Vincent: ...you know what the funniest thing about Europe is?
Vincent: It's the little differences. I mean, they got the same $#!t over there that we got here, but it's just – it's just there it's a little different.
This is the first of what will be a semi-regular feature where I show examples of how simple parts swaps and/or very little effort can dramatically improve the appearance of your favorite action figures. Because as Vincent explains to Jules in the movie Pulp Fiction, those little differences can make life so much cooler.
Being the first in this series, I thought I'd start at the top of the G.I. JOE chain of command with General Joseph "G.I. JOE" Colton and General Hawk.
This figure uses the body and gear from the "Hawk" Toys R Us exclusive "Command Figure 3 Pack" and the head from a Star Wars Obi-Wan Kenobi figure. I specifically chose this Obi-Wan head because he has a slightly disheveled hairdo and featured an open mouth that looks as if he's barking orders like every good General should. Also, for the most part, Star Wars heads are a good fit on the G.I. JOE 25th Anniversary style bodies but in this case, I drizzled a little hot glue around the inside edge of the neck cavity so it fit a little more snugly. (Note: If you use hot glue to do this, DO NOT let the hot glue cool while the head is on the neck post. If you do, you will not be able to move the head and it could break the neck post when you try to move it.) For the final touch and as an homage to the original 1960s G.I. JOE 12 inch figure, I painted a battle-scar on his right cheek.

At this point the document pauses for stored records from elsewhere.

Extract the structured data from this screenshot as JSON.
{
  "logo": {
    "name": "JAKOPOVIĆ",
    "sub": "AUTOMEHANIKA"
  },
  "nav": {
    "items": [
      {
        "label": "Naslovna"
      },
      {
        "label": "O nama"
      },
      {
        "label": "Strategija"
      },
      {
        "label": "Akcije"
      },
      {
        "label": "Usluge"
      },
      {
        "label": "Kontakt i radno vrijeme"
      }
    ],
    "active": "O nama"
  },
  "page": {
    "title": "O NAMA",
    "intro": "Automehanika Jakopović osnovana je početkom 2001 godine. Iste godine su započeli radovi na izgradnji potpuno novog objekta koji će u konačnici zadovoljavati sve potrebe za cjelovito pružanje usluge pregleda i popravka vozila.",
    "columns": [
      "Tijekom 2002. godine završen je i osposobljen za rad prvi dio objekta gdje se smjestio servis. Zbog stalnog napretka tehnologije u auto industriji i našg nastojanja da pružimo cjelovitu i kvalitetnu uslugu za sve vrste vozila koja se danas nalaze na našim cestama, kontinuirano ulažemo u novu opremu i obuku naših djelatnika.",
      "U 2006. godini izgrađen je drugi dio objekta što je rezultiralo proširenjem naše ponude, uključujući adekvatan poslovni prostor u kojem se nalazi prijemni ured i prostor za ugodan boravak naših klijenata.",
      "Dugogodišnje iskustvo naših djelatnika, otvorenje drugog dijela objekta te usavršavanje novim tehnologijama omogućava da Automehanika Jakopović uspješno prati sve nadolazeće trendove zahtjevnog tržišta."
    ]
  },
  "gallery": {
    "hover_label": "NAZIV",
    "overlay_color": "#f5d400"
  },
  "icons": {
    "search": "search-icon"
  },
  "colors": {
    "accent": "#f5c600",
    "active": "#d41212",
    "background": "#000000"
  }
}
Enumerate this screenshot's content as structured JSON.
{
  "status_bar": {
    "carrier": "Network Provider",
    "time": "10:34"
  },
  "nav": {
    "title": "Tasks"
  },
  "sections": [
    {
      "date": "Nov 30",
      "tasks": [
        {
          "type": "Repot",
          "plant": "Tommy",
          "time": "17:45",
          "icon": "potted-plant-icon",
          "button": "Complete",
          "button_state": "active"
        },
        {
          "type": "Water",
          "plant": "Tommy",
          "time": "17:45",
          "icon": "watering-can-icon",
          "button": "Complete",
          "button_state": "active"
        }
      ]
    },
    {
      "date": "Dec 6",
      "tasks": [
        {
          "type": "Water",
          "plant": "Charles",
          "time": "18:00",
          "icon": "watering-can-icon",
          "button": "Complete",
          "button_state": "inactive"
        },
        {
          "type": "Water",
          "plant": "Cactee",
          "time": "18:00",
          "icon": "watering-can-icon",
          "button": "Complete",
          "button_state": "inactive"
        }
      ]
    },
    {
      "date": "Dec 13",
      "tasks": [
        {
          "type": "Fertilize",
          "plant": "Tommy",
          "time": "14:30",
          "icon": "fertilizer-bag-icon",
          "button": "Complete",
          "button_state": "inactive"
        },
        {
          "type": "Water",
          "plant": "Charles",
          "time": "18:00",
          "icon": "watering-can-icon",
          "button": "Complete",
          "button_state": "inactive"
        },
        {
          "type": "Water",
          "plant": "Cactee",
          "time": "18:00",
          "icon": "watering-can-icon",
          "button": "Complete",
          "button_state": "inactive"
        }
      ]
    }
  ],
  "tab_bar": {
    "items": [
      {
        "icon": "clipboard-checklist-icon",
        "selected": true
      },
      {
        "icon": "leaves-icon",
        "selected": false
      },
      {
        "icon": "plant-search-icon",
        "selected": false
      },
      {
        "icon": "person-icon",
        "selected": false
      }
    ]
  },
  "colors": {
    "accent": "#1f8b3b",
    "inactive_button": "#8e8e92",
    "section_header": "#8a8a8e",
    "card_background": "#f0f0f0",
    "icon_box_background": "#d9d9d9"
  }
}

This version of "General Hawk is combination of the single carded version and the cartoon styled 5 pack. The single card had a lot of great body detail but the belt and shoulder holster were gray instead of black and while the 5 pack version had a black belt and shoulder holster, the fur collar was brown and his name wasn't printed on his jacket. So I unscrewed one of the legs on both figures and let the bodies sit in hot water to make the belts flexible and easier to remove. The hot water also softened the glue holding the epaulets in place on the shoulders and after a minute or two and a little pulling with a pair of small pliers, the epaulets came off and I was able to put the shoulder holster and belt on the single carded body. After he was cool and dry, I positioned the shoulder holster and added a tiny dab of super glue to the holes in the shoulders to reattach the epaulets. I re-attached the legs and used the helmet from the 5 pack which has more paint detail than the single carded version.